Are you trying to decode 10-bit video ? There is a limitation currently where the decoder requires 2x the amount of RAM to decode 10-bit video, as we need to decode the 10-bit video in a set of buffers, and then a second set of buffers to store the 8-bit downsampled result (since we do not have a full v4l2->userspace->drm pipeline for 10-bit buffers). As such, decoding 10-bit 4K video with 1GB of ram is difficult.

gcsuri commented 5 years ago

Hi Maxime,

thank you for your answer!

dmesg|grep -i cma :

[ 0.000000] OF: reserved mem: failed to allocate memory for node 'linux,cma' [ 0.000000] cma: Reserved 256 MiB at 0x0000000028000000 [ 0.000000] Memory: 595600K/896000K available (10238K kernel code, 884K rwdata, 3732K rodata, 576K init, 632K bss, 38256K reserved, 262144K cma-reserved)

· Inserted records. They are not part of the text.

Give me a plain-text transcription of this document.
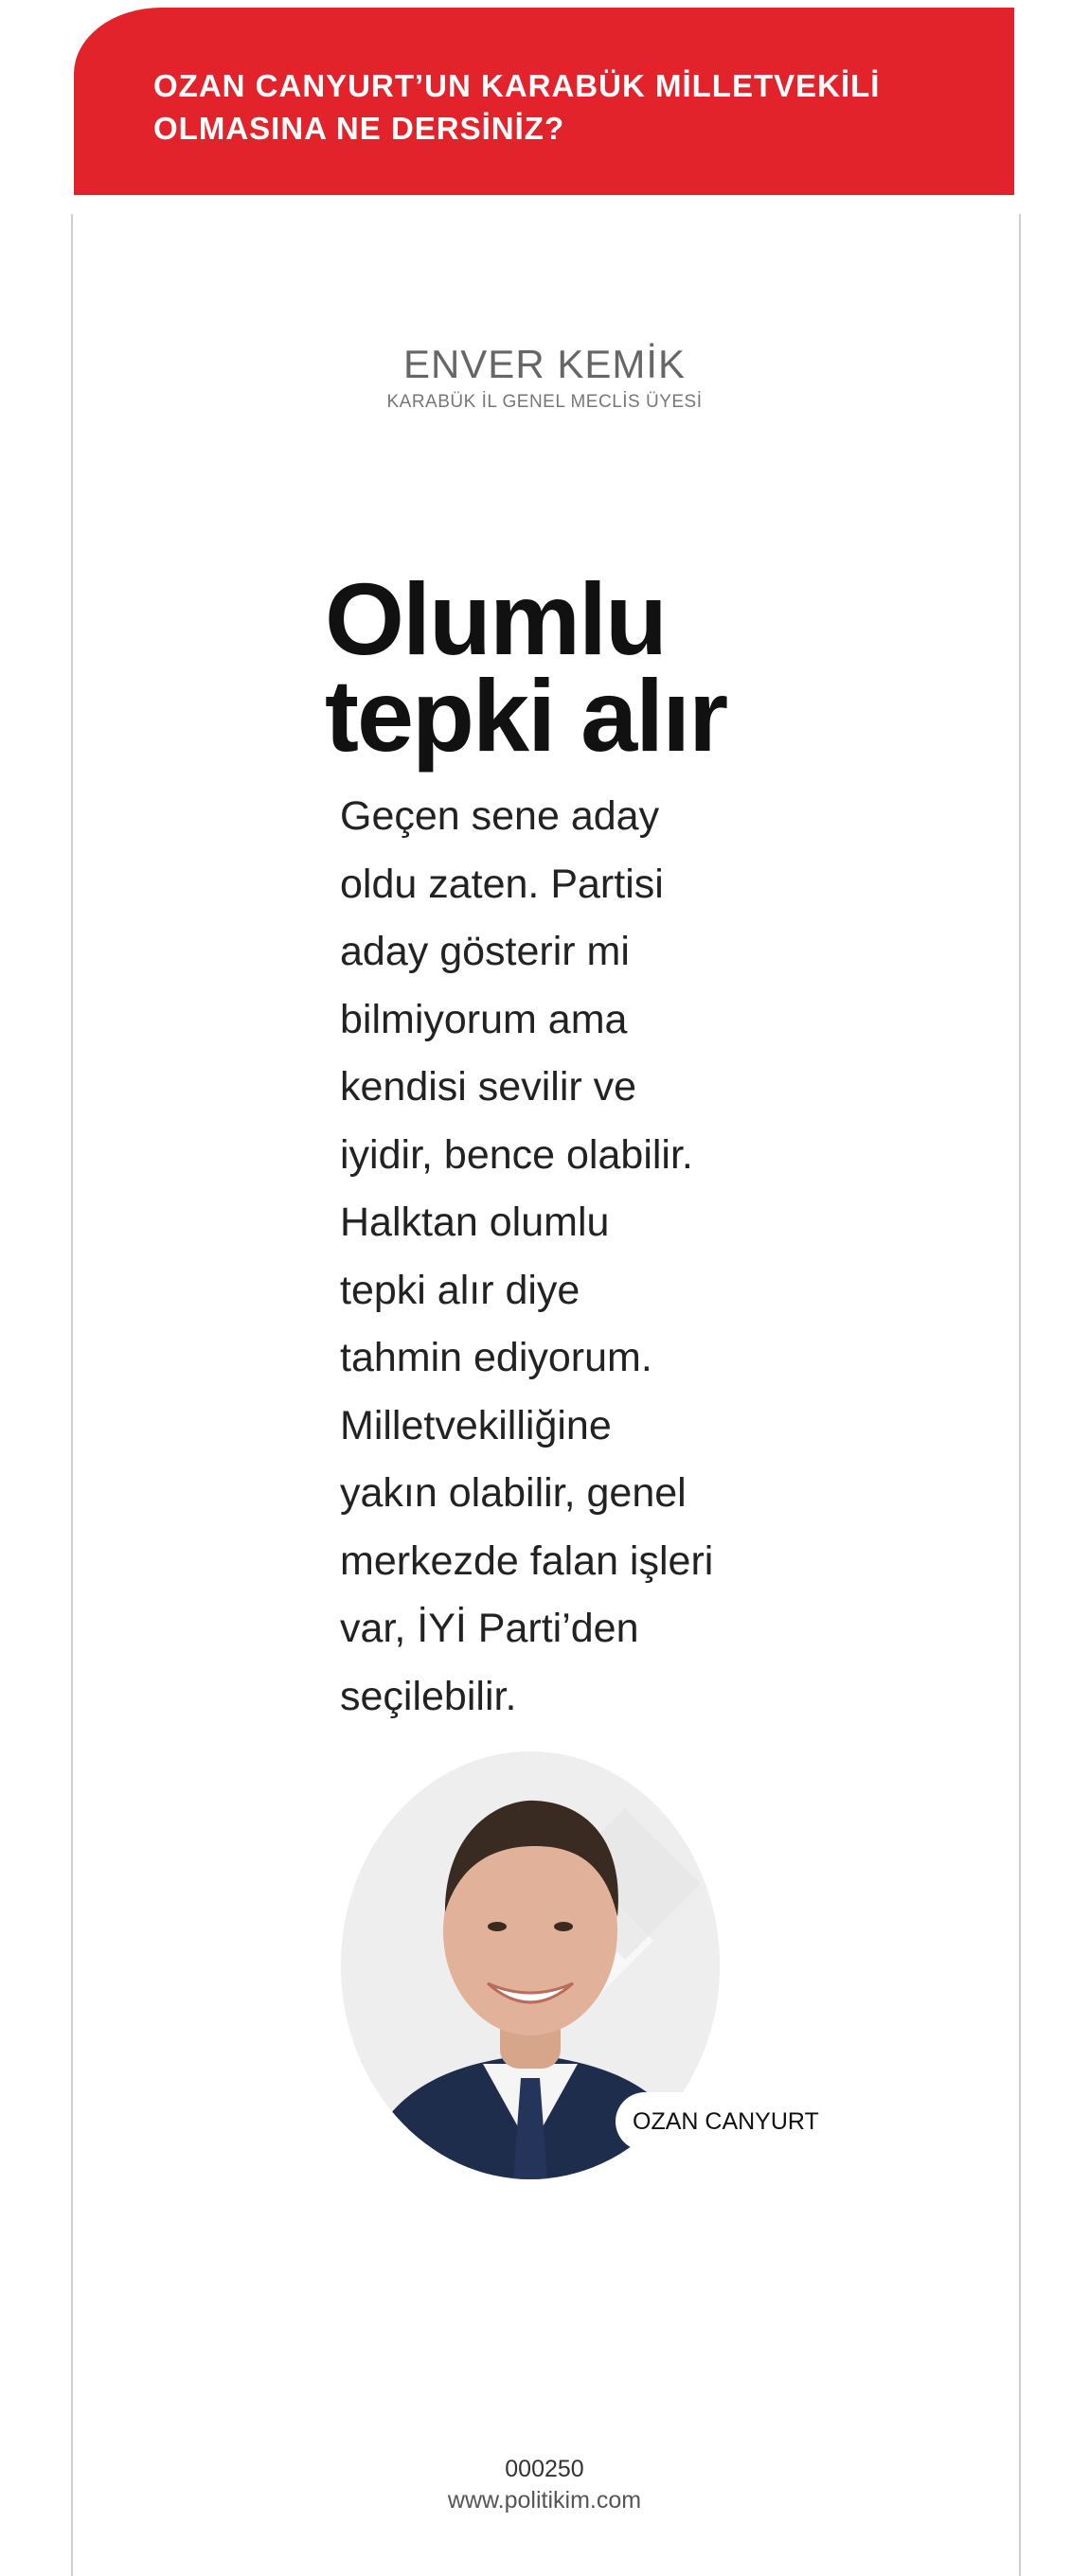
OZAN CANYURT’UN KARABÜK MİLLETVEKİLİ
OLMASINA NE DERSİNİZ?
ENVER KEMİK
KARABÜK İL GENEL MECLİS ÜYESİ
Olumlu
tepki alır
Geçen sene aday
oldu zaten. Partisi
aday gösterir mi
bilmiyorum ama
kendisi sevilir ve
iyidir, bence olabilir.
Halktan olumlu
tepki alır diye
tahmin ediyorum.
Milletvekilliğine
yakın olabilir, genel
merkezde falan işleri
var, İYİ Parti’den
seçilebilir.
OZAN CANYURT
000250
www.politikim.com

Yes, I tried 10bit uhd video. I tried h264 uhd also but I got: [ 238.595350] meson-vdec c8820000.video-decoder: Unsupported video width: 3840 [ 238.596788] meson-vdec c8820000.video-decoder: Aborting decoding session!

best regards, Gabor

Elyotna commented 5 years ago

Hey Gabor,

Yeah, 256MiB is going to be a bit short. I'd say safe values are 384MiB for 8-bit UHD, 896MiB for 10-bit UHD. There will be work to lower these values in the future.

Another thing to note: my driver does not support H264 UHD for GXBB (S905). Amlogic had to go through various lengthy hacks to get it supported and I decided not to focus on it for now. If you want H264 UHD you'll have to settle for at least GXL (S905X).